A minimal pseudotriangulation is a pseudotriangulation T such that no subgraph of T is a pseudotriangulation covering the same convex region of the plane. A minimal pseudotriangulation with n vertices must have at least 2n − 3 edges; if it has exactly 2n − 3 edges, it must be a pointed pseudotriangulation, but there exist minimal pseudotriangulations with 3n − O(1) edges.

Agarwal et al. (2002) describe data structures for maintaining pseudotriangulations of moving points or moving polygons. They show that using pseudotriangulations in place of triangulations allows their algorithms to maintain these structures with relatively few combinatorial changes as the inputs move, and they use these dynamic pseudotriangulations to perform collision detection among the moving objects.

Gudmundsson et al. (2004) consider the problem of finding a pseudotriangulation of a point set or polygon with minimum total edge length, and provide approximation algorithms for this problem.

== Pointed pseudotriangulations ==

A shelling sequence of a planar point set and the pointed pseudotriangulation derived from this sequence.

A pointed pseudotriangulation can be defined as a finite non-crossing collection of line segments, such that at each vertex the incident line segments span an angle of at most π, and such that no line segments can be added between any two existing vertices while preserving this property. It is not hard to see that a pointed pseudotriangulation is a pseudotriangulation of its convex hull: all convex hull edges may be added while preserving the angle-spanning property, and all interior faces must be pseudotriangles else a bitangent line segment could be added between two vertices of the face.

A pointed pseudotriangulation with v vertices must have exactly 2v − 3 edges. This follows by a simple double counting argument involving the Euler characteristic: as each face but the outer one is a pseudotriangle, with three convex angles, the pseudotriangulation must have 3f − 3 convex angles between adjacent edges. Each edge is the clockwise edge for two angles, so there are a total of 2e angles, of which all but v are convex. Thus, 3f − 3 = 2e − v. Combining this with the Euler equation f − e + v = 2 and solving the resulting simultaneous linear equations gives e = 2v − 3. The same argument also shows that f = v − 1 (including the convex hull as one of the faces), so the pseudotriangulation must have exactly v − 2 pseudotriangles.

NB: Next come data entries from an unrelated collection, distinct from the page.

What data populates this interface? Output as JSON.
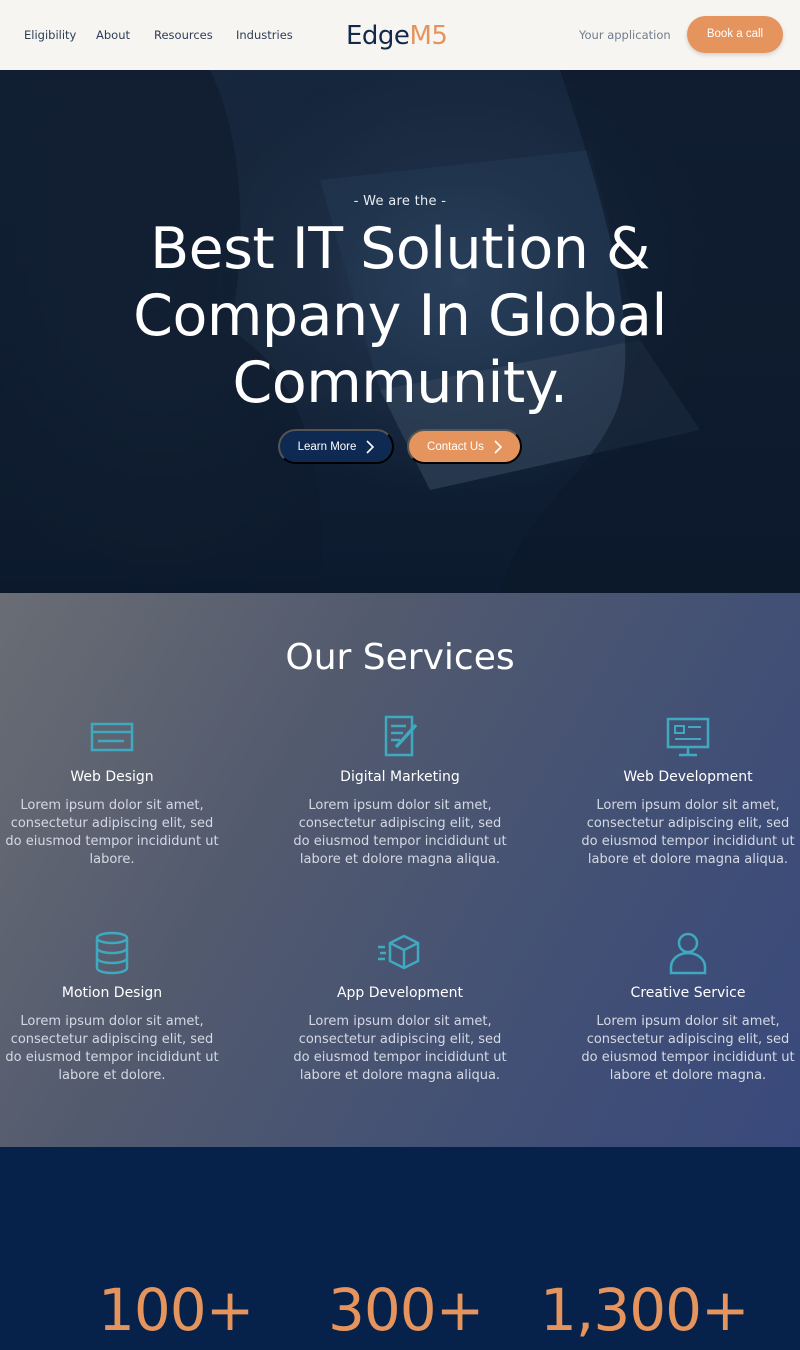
{
  "nav": {
    "links": [
      "Eligibility",
      "About",
      "Resources",
      "Industries"
    ],
    "logo_part1": "Edge",
    "logo_part2": "M5",
    "application_link": "Your application",
    "book_button": "Book a call"
  },
  "hero": {
    "eyebrow": "- We are the -",
    "title": "Best IT Solution & Company In Global Community.",
    "learn_more": "Learn More",
    "contact_us": "Contact Us"
  },
  "services": {
    "title": "Our Services",
    "items": [
      {
        "title": "Web Design",
        "text": "Lorem ipsum dolor sit amet, consectetur adipiscing elit, sed do eiusmod tempor incididunt ut labore.",
        "icon": "card-icon"
      },
      {
        "title": "Digital Marketing",
        "text": "Lorem ipsum dolor sit amet, consectetur adipiscing elit, sed do eiusmod tempor incididunt ut labore et dolore magna aliqua.",
        "icon": "document-edit-icon"
      },
      {
        "title": "Web Development",
        "text": "Lorem ipsum dolor sit amet, consectetur adipiscing elit, sed do eiusmod tempor incididunt ut labore et dolore magna aliqua.",
        "icon": "monitor-icon"
      },
      {
        "title": "Motion Design",
        "text": "Lorem ipsum dolor sit amet, consectetur adipiscing elit, sed do eiusmod tempor incididunt ut labore et dolore.",
        "icon": "database-icon"
      },
      {
        "title": "App Development",
        "text": "Lorem ipsum dolor sit amet, consectetur adipiscing elit, sed do eiusmod tempor incididunt ut labore et dolore magna aliqua.",
        "icon": "cube-icon"
      },
      {
        "title": "Creative Service",
        "text": "Lorem ipsum dolor sit amet, consectetur adipiscing elit, sed do eiusmod tempor incididunt ut labore et dolore magna.",
        "icon": "user-icon"
      }
    ]
  },
  "stats": [
    "100+",
    "300+",
    "1,300+"
  ],
  "colors": {
    "accent": "#e5945d",
    "navy": "#0f2a52",
    "icon_teal": "#3fa9c0"
  }
}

Similarly, since any k-vertex subgraph of a pointed pseudotriangulation can be completed to form a pointed pseudotriangulation of its vertices, the subgraph must have at most 2k − 3 edges. Thus, pointed pseudotriangulations satisfy the conditions defining Laman graphs: they have exactly 2v − 3 edges, and their k-vertex subgraphs have at most 2k − 3 edges. Laman graphs, and therefore also pointed pseudotriangulations, are minimally rigid graphs in two dimensions. Every planar Laman graph can be drawn as a pointed pseudotriangulation, although not every planar drawing of a planar Laman graph is a pseudotriangulation.

Another way of finding a pointed pseudotriangulation is to shell a point set; that is, to remove convex hull vertices one by one until all points have been removed. The family of sequences of removals that can be formed in this way is the shelling antimatroid of the point set, and the set of edges of convex hulls of the sequence of point sets formed by this removal process forms a pseudotriangulation. However, not all pointed pseudotriangulations can be formed in this way.

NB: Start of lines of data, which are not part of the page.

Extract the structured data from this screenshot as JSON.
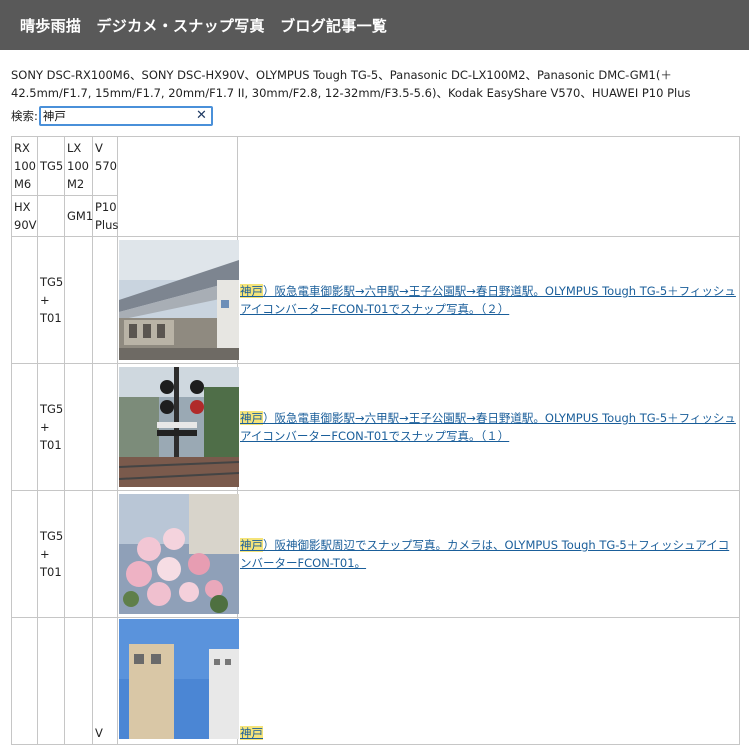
{
  "header": {
    "title": "晴歩雨描　デジカメ・スナップ写真　ブログ記事一覧"
  },
  "devices_text": "SONY DSC-RX100M6、SONY DSC-HX90V、OLYMPUS Tough TG-5、Panasonic DC-LX100M2、Panasonic DMC-GM1(＋42.5mm/F1.7, 15mm/F1.7, 20mm/F1.7 II, 30mm/F2.8, 12-32mm/F3.5-5.6)、Kodak EasyShare V570、HUAWEI P10 Plus",
  "search": {
    "label": "検索:",
    "value": "神戸",
    "clear_icon": "close-icon"
  },
  "table": {
    "header_row1": [
      "RX 100 M6",
      "TG5",
      "LX 100 M2",
      "V 570"
    ],
    "header_row2": [
      "HX 90V",
      "GM1",
      "P10 Plus"
    ],
    "rows": [
      {
        "tg5": "TG5 + T01",
        "thumb": "street-station-photo",
        "keyword": "神戸",
        "link_text": "）阪急電車御影駅→六甲駅→王子公園駅→春日野道駅。OLYMPUS Tough TG-5＋フィッシュアイコンバーターFCON-T01でスナップ写真。（２）"
      },
      {
        "tg5": "TG5 + T01",
        "thumb": "railway-crossing-photo",
        "keyword": "神戸",
        "link_text": "）阪急電車御影駅→六甲駅→王子公園駅→春日野道駅。OLYMPUS Tough TG-5＋フィッシュアイコンバーターFCON-T01でスナップ写真。（１）"
      },
      {
        "tg5": "TG5 + T01",
        "thumb": "flowers-photo",
        "keyword": "神戸",
        "link_text": "）阪神御影駅周辺でスナップ写真。カメラは、OLYMPUS Tough TG-5＋フィッシュアイコンバーターFCON-T01。"
      },
      {
        "v570": "V",
        "thumb": "building-sky-photo",
        "keyword": "神戸"
      }
    ]
  },
  "colors": {
    "header_bg": "#595959",
    "link": "#1a5e9a",
    "highlight": "#f5e47a",
    "search_border": "#4a90d9"
  }
}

Aichholzer et al. (2004) show that a set of n points, h of which belong to the convex hull of the set, must have at least C_{h−2}×3^{n−h} different pointed pseudotriangulations, where C_{i} denotes the ith Catalan number. As a consequence, they show that the point sets with the fewest pointed pseudotriangulations are the vertex sets of convex polygons. Aichholzer et al. (2006) investigate point sets with large numbers of pointed pseudotriangulations. Computational geometry researchers have also provided algorithms for listing all pointed pseudotriangulations of a point set in a small amount of time per pseudotriangulation.